Unbalanced Transportation Problem
An unbalanced transportation problem occurs when the total supply is not equal to the total demand in a transportation problem. In other words, the sum of the supplies at all sources does not match the sum of the demands at all destinations.
- If total supply exceeds total demand, a "dummy" destination is added to absorb the excess supply. The transportation cost to this dummy destination is set to zero.
- If total demand exceeds total supply, a "dummy" source is added to cover the shortfall in supply.

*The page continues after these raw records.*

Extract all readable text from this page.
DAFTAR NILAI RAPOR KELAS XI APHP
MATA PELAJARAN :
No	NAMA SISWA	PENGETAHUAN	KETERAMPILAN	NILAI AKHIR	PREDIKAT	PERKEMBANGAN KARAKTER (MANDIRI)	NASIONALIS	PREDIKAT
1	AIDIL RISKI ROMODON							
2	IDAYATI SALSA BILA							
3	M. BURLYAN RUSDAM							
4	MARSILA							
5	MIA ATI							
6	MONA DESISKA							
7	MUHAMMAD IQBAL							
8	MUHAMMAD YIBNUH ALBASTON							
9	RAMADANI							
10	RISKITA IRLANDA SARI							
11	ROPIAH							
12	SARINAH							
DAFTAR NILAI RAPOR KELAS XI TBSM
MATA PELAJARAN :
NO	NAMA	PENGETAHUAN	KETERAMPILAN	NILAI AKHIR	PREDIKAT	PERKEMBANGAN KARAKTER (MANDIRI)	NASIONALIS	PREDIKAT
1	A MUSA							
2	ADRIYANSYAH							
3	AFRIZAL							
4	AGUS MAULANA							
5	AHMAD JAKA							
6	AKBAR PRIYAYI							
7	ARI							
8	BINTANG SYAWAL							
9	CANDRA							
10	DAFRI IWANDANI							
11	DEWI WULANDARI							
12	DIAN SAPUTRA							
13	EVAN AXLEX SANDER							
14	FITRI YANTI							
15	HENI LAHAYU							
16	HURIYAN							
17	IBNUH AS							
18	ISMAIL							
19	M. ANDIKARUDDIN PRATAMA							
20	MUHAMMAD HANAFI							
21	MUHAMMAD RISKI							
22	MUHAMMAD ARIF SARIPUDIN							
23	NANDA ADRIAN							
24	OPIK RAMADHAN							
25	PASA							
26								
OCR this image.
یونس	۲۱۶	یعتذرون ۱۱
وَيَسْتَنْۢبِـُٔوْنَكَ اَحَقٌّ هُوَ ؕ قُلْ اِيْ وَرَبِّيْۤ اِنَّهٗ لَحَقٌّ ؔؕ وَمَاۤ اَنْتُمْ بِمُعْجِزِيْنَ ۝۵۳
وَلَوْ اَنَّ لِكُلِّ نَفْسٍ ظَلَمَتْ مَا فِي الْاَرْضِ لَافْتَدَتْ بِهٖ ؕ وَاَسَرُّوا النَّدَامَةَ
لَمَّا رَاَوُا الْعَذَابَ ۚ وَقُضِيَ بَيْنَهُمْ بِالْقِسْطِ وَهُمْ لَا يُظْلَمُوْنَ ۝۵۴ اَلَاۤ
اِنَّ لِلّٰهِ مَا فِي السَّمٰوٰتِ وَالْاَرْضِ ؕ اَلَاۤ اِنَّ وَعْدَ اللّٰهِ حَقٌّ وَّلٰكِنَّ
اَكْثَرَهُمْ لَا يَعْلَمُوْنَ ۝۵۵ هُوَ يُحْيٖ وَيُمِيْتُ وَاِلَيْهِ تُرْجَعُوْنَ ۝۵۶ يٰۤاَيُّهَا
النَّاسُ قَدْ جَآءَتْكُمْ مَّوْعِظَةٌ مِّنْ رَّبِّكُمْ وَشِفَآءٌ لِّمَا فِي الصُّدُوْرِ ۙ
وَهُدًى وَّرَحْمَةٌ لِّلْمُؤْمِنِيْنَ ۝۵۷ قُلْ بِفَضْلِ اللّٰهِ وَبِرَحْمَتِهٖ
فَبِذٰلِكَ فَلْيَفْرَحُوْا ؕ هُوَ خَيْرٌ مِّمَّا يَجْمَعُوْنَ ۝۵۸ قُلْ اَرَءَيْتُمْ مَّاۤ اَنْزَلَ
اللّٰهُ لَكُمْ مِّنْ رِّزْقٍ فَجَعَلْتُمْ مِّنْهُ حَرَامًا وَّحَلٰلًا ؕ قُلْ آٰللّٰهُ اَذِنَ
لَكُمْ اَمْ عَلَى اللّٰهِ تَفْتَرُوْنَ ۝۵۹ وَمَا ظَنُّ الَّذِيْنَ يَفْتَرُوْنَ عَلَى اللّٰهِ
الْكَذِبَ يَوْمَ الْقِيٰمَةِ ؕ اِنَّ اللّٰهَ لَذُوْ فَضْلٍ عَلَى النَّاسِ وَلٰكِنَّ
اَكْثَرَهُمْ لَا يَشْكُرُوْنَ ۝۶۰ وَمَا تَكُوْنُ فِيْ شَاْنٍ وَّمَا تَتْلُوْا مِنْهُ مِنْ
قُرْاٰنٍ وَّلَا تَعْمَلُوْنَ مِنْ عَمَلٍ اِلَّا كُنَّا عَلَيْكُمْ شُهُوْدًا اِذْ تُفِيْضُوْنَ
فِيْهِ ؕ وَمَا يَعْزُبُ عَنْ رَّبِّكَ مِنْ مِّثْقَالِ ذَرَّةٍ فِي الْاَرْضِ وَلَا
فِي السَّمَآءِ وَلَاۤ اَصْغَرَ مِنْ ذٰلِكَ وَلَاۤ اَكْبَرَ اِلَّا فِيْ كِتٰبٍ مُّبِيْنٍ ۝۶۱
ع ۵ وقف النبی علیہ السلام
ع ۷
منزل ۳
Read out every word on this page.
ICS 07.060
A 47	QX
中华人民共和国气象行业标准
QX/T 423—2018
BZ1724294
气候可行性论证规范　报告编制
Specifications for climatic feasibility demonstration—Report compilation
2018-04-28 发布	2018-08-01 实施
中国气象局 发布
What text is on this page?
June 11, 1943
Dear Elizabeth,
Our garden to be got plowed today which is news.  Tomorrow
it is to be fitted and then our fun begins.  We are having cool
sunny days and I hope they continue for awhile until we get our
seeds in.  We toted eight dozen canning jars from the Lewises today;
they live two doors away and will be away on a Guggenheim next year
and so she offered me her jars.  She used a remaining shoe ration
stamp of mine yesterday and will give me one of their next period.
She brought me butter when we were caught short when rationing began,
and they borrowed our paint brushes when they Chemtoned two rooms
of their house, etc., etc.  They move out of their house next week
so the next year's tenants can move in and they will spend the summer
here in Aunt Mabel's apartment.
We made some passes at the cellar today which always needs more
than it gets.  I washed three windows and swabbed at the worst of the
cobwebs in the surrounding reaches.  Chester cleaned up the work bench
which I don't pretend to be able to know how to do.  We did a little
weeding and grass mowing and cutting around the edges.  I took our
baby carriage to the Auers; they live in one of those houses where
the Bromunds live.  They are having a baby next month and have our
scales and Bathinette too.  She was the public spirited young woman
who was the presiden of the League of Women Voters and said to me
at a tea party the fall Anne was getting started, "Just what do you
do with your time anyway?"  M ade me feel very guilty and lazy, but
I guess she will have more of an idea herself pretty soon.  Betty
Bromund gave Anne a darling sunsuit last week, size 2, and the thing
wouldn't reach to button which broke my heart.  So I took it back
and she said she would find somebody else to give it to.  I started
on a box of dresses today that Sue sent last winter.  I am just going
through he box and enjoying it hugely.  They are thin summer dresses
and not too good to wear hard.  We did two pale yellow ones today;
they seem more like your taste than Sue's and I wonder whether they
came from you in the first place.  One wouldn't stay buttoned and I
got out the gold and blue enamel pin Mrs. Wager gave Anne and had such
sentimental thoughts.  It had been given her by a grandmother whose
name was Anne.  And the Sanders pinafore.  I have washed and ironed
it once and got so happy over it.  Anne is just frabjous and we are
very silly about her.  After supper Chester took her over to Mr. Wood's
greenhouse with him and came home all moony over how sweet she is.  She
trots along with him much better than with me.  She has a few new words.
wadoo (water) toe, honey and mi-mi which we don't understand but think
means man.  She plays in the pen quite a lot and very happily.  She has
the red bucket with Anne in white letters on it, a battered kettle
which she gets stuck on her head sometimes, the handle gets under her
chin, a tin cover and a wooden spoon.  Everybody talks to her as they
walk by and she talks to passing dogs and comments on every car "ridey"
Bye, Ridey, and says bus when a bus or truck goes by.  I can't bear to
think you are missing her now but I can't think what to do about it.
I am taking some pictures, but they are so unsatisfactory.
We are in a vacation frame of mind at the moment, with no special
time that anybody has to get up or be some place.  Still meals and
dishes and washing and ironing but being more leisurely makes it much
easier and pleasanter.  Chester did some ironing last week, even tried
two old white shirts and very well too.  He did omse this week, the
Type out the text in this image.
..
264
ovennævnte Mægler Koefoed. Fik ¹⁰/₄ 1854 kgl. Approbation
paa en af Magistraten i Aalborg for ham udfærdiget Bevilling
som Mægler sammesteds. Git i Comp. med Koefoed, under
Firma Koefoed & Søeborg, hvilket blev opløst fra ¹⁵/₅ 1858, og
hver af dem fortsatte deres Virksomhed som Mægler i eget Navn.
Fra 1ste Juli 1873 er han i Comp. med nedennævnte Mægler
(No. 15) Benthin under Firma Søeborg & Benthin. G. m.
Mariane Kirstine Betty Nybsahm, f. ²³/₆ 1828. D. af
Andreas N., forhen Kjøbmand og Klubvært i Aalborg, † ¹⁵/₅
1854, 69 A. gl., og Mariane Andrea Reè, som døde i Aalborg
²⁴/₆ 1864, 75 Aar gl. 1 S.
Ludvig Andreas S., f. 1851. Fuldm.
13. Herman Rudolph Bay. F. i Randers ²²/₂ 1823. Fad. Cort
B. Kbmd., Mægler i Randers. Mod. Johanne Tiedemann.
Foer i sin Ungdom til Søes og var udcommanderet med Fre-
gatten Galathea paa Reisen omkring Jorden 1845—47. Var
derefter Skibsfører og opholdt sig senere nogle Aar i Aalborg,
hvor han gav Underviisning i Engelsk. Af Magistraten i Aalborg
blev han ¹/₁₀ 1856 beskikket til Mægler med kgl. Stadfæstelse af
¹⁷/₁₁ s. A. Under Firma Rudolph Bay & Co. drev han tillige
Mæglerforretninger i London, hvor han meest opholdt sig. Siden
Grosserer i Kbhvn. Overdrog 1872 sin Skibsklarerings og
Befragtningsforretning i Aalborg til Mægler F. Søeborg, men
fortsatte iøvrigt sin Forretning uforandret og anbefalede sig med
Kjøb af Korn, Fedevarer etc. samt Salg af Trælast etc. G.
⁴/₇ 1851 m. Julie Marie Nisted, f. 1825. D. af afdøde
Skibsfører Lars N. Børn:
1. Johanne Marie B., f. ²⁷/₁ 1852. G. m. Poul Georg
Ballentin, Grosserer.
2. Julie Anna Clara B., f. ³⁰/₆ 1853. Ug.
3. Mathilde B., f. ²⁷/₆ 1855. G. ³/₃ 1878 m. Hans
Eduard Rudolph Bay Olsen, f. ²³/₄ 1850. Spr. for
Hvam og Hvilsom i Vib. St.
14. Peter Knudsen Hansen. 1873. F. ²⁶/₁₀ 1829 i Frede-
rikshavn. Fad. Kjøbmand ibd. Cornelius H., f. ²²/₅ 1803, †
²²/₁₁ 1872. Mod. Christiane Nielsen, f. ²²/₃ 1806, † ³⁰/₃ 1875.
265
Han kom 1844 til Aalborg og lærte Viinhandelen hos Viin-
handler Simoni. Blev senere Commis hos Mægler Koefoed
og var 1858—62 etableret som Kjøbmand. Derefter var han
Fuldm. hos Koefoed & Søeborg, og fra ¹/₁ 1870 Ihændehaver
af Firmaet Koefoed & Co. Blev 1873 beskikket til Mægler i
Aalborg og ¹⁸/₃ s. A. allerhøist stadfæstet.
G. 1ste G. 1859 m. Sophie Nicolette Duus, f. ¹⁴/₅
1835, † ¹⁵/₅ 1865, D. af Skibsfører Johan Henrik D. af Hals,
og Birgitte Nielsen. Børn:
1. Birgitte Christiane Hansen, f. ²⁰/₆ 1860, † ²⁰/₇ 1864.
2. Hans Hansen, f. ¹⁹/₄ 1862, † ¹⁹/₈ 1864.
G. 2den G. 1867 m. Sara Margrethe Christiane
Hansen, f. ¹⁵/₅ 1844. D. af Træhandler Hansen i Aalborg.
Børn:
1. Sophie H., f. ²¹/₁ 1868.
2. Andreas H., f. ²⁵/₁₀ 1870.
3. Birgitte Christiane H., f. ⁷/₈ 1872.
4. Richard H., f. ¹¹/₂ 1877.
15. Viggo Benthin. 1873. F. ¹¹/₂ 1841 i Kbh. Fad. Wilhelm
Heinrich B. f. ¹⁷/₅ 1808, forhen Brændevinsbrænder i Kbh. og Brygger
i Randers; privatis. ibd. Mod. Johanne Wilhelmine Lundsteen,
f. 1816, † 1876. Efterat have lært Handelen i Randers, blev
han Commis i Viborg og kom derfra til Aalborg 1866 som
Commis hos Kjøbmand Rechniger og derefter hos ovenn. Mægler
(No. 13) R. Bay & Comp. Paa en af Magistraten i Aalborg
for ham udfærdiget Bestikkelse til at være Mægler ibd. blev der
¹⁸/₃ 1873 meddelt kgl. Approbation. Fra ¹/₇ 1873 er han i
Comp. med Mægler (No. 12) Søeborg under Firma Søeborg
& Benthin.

The transportation cost from this dummy source is set to zero.
These adjustments help convert the problem into a balanced form so that standard transportation algorithms can be applied.
Example of an Unbalanced Transportation Problem
Suppose we have three factories (A, B, C) supplying goods to three warehouses (X, Y, Z), with the following supply and demand:
| X | Y | Z | Supply | |
|---|---|---|---|---|
| A | 4 | 6 | 8 | 50 |
| B | 2 | 5 | 7 | 60 |
| C | 3 | 4 | 6 | 40 |
| Demand | 30 | 70 | 20 |
Here, the total supply is 50 + 60 + 40 = 150, and the total demand is 30 + 70 + 20 = 120. Since supply exceeds demand, this is an unbalanced problem.
Step 1: Balancing the Problem
To balance the problem, we need to add a dummy destination to absorb the excess supply. The excess supply is calculated as:
[ 150 \text{ (total supply)} - 120 \text{ (total demand)} = 30 ]
We add a dummy column (let's call it D) with a demand of 30. The transportation cost to this dummy destination is set to zero.
The modified transportation table becomes:
| X | Y | Z | D (Dummy) | Supply | |
|---|---|---|---|---|---|
| A | 4 | 6 | 8 | 0 | 50 |
| B | 2 | 5 | 7 | 0 | 60 |
| C | 3 | 4 | 6 | 0 | 40 |
| Demand | 30 | 70 | 20 | 30 |
Now, the total supply (150) equals the total demand (150), making the problem balanced.
Step 2: Solving the Balanced Problem
Now that the problem is balanced, we can solve it using any of the standard methods, such as the North-West Corner Rule, Least Cost Method, or Vogel's Approximation Method.
Example Solution using the Least Cost Method
-
Select the cell with the lowest cost: B-X (cost = 2).
- Allocate 30 units to B-X (min of 60 supply at B and 30 demand at X).
- Update the remaining supply at B to 30 and cross out column X (demand met).
-
Select the next lowest cost: B-Y (cost = 5).
- Allocate 30 units to B-Y (min of 30 supply at B and 70 demand at Y).
- Update the remaining supply at B to 0 and cross out row B (supply exhausted).
-
Select the next lowest cost: C-Y (cost = 4).
- Allocate 40 units to C-Y (min of 40 supply at C and 40 remaining demand at Y).
- Update the remaining supply at C to 0 and cross out row C (supply exhausted).
-
Allocate the remaining units to the dummy destination: A-D (cost = 0).
- Allocate 30 units to A-D (remaining supply at A).
- Update the supply at A to 0 and cross out row A (supply exhausted).
Final Allocation
The final allocation table is:
| X | Y | Z | D (Dummy) | |
|---|---|---|---|---|
| A | 0 | 0 | 20 | 30 |
| B | 30 | 30 | 0 | 0 |
| C | 0 | 40 | 0 | 0 |
Summary
- Unbalanced transportation problems occur when total supply does not equal total demand.
- To balance the problem, add a dummy source or destination with the required supply or demand.
- The dummy row or column is used to absorb the excess supply or demand, with transportation costs set to zero.
- Once balanced, the problem can be solved using standard transportation methods.